Menurut Eko, polisi bukan melarang masyarakat menikmati pertandingan sepak bola. Namun, kegiatan nobar di tempat umum dinilai berpotensi memancing kerumunan besar yang rawan menimbulkan gesekan antar suporter.
“Kami tidak anti sepak bola. Tapi kalau situasinya berpotensi mengganggu kamtibmas, tentu harus ada langkah antisipasi supaya tidak terjadi bentrokan,” ujarnya.
Ia menegaskan, larangan tersebut berlaku untuk seluruh kegiatan nobar Persib maupun Persija di wilayah hukum Polres Cirebon Kota. Kebijakan itu juga diterapkan sebagai bentuk perlakuan yang sama bagi kedua kelompok suporter.
“Semua tidak kami izinkan. Ini bentuk asas keadilan. Yang menjadi perhatian utama kami adalah keamanan dan ketertiban masyarakat,” katanya.
Selain itu, pihak kepolisian juga sudah mengimbau sejumlah pengelola kafe yang biasanya menjadi lokasi nobar agar sementara tidak memfasilitasi kegiatan tersebut.
“Untuk kafe-kafe sudah kami sampaikan imbauan supaya tidak mengadakan nobar Persib dan Persija,” ucap Eko.
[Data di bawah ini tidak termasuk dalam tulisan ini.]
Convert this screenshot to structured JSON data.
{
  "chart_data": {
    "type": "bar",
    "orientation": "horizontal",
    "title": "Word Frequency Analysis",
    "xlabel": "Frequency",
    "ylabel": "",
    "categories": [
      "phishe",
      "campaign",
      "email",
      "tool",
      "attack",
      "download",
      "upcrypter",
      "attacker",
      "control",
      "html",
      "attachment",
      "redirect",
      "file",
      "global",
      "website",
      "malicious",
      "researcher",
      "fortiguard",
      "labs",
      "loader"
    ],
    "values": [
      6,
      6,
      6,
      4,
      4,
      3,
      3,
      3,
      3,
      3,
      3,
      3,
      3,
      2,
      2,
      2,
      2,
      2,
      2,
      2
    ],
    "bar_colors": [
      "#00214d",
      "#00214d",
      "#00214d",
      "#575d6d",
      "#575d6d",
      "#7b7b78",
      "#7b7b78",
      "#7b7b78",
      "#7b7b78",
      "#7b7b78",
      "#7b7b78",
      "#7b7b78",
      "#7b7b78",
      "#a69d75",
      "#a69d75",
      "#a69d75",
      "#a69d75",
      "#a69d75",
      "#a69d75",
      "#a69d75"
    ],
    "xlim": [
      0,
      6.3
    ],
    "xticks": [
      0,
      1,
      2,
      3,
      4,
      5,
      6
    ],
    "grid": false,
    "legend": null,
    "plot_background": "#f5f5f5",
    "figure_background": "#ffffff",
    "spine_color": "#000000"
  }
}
Polres Cirebon Kota pun meminta masyarakat menyaksikan pertandingan dari rumah masing-masing dan tidak melakukan konvoi ataupun arak-arakan setelah laga selesai.
“Silakan menonton di rumah saja. Jangan ada konvoi atau arak-arakan karena itu rawan memicu gesekan. Ini demi keselamatan bersama, termasuk para suporternya,” pungkasnya.